Some of the most interesting conversations take place off to the side, with only a handful of people. There are people on this very abroad who weren’t able to hear about Slovene fairy tales from a tenured Slovenian poet. Let’s fix that now!

Ifigenija Simonović is a modernist poet, no rhymes no rules, as well as the president of the Slovene branch of PEN, an organization that defends the rights of writers worldwide. You might say it’s like amnesty international but for poets, essayists, novelists, and writers of all kinds. She encouraged us to gather the chairs in the cozy lecture hall of the Slovene Writers Association into a big circle.

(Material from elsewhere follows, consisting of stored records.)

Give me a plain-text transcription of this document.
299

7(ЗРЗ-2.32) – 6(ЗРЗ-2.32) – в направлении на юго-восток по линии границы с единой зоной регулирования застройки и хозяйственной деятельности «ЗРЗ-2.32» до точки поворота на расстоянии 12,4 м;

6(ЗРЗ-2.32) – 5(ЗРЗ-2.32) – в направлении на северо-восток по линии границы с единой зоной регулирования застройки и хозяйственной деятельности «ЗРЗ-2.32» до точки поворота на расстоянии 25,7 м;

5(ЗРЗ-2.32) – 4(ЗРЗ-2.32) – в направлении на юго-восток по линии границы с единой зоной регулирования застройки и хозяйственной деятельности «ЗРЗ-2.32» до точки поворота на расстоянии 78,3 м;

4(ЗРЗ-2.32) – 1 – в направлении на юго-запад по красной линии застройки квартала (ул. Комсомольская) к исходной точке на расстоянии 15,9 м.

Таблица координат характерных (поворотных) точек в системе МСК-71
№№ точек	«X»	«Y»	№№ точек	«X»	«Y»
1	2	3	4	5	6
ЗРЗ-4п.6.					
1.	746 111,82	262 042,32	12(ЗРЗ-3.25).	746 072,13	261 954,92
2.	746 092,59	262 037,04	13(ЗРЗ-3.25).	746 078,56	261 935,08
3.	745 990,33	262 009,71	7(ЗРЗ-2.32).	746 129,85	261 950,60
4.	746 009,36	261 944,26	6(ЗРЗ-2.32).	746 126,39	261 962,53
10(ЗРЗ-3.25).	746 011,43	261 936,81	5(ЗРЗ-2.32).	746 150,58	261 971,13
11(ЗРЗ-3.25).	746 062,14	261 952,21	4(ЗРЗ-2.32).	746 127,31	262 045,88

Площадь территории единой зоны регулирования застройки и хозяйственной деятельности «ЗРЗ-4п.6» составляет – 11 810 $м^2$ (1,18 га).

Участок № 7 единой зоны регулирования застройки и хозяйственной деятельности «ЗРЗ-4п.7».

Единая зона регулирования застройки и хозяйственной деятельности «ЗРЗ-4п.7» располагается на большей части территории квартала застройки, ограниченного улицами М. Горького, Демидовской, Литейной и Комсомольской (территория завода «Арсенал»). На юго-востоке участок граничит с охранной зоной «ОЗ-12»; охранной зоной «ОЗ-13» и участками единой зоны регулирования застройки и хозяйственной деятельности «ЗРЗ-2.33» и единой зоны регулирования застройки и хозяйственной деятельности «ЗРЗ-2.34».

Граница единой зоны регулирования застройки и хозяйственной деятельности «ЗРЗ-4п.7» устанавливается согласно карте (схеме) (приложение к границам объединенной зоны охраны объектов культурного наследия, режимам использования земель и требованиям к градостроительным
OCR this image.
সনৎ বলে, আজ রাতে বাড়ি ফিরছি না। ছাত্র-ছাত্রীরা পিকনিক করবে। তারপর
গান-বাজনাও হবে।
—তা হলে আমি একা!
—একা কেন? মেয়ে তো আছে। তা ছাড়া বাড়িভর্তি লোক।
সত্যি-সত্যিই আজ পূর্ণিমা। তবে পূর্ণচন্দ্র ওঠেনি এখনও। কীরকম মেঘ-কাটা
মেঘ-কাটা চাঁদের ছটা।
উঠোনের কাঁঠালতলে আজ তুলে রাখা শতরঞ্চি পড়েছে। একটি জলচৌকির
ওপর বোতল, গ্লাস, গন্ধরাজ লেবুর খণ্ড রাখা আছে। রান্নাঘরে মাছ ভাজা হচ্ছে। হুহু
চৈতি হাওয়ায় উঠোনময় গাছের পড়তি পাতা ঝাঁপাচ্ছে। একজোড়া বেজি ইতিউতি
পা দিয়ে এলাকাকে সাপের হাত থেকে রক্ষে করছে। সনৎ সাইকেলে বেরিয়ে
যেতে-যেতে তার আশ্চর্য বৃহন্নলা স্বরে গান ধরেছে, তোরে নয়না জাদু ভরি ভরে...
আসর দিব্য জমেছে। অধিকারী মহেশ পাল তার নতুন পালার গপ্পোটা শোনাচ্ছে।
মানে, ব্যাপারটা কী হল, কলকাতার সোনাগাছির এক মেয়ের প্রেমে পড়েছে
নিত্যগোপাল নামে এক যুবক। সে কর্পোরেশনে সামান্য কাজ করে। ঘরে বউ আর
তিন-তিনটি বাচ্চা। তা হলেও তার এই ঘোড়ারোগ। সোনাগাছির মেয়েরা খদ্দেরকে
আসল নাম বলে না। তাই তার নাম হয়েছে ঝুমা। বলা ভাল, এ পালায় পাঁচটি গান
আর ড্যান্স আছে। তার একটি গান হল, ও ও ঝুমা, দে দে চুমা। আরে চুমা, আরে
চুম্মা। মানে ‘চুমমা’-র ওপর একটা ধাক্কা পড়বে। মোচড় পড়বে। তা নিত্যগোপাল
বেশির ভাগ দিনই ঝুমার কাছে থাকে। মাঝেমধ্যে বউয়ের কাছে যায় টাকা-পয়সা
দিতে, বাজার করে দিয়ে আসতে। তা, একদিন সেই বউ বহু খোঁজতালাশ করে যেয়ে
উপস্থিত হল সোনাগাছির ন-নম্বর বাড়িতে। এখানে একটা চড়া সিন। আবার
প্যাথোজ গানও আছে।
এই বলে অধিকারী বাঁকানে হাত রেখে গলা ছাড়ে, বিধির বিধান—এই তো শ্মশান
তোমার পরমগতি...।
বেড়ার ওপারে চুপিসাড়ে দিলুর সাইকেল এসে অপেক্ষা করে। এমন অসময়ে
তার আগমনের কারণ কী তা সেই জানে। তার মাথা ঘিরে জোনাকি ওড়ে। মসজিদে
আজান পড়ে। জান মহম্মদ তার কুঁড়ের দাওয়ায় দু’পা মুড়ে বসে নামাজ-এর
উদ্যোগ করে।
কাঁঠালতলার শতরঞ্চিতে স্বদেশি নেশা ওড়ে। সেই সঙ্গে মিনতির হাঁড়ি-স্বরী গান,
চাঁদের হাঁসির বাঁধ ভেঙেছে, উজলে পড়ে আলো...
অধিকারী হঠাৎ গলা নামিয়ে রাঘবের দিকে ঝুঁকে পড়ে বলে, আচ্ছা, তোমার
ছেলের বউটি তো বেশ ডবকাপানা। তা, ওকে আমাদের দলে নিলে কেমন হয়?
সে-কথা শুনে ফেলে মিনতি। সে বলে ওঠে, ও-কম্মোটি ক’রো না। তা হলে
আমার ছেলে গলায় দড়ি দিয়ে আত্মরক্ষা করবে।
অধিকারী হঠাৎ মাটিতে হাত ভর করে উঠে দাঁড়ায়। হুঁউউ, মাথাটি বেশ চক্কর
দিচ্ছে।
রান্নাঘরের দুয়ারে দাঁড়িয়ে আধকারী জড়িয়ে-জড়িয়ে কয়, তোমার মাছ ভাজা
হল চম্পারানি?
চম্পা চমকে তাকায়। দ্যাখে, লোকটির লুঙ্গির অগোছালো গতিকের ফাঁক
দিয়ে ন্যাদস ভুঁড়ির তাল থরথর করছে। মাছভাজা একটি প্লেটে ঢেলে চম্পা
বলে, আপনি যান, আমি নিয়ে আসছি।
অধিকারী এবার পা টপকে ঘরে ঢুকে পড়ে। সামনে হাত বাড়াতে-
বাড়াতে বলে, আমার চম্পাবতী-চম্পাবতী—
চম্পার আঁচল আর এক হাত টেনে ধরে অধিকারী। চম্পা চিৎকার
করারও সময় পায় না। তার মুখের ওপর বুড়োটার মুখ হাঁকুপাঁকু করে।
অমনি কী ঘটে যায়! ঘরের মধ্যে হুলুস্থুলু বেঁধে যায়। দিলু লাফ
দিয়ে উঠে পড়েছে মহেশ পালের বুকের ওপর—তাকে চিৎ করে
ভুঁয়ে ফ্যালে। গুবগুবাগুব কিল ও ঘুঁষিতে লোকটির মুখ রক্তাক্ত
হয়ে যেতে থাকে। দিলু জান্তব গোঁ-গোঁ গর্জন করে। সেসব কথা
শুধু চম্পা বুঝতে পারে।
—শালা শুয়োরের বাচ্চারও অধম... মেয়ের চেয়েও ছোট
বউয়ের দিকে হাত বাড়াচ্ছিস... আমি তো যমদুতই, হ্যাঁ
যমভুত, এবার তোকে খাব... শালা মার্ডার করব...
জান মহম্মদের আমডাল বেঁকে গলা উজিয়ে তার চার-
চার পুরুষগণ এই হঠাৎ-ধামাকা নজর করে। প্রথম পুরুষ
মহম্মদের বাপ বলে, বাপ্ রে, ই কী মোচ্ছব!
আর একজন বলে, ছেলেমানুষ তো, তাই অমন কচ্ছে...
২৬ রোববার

It made us feel more comfortable with asking questions as she took us through a wandering chat about everything from Slovene literary history to the rash of foreign coloring books that have swept through the nation just as forcefully as in the United States. 

After making a halting trip to the orange juice station at the back of the room, having stopped to chat briefly with everyone on the way there, she settled in for a series of bonus questions while we waited for our next lecturers (two translators) to arrive.

Jolee started the bonus round by asking if there were any domestic fairy tales. Ifigenija explained that Slovenia’s cultural and geographical landscape had given them access to the same Brothers Grimm tales we associate with Europe at large. Most original tales are either in a different format, like regional folk songs, or are so saturated with sad weight that we might not recognize them as common bedside tales. The most striking example were stories of infanticide. Constantly conquered by warring tribes and falling more than once into ethnic cleansing, this region has received a lot of attention regarding what to do in the aftermath of unwanted attentions.

This came as a bit of a shock to us, as we’d never heard such tales mentioned, which led Ifigenija to explain one of the most counterintuitive factoids about Slovene writers: some of them don’t want to be found. Translating is all well and good for the sake of Slovenian descendants in distant lands who have lost their mother tongue, but there’s not much point to trying to please the uncaring foreigner, she said; and besides, “Why should we share everything? We can’t! Let us have our treasures.”

Ifigenija is certainly a treasure, and I know her comments about the financial and physical dangers of writing in adverse times and places will bounce around in my head long after we return to the States. 

Speaking of the States, we can’t help showing a picture of the U.S. Embassy, a neighbor to the Slovene Writers’ Association.

~Devon

 

Devon Izmirian is a mass communication major who was so excited about Slovenia and Croatia that she delayed graduating until the end of the summer. She researched the sleepy province of Prekmurje to present to the class, and she will be interning as an audio editor with JSH-Online this summer.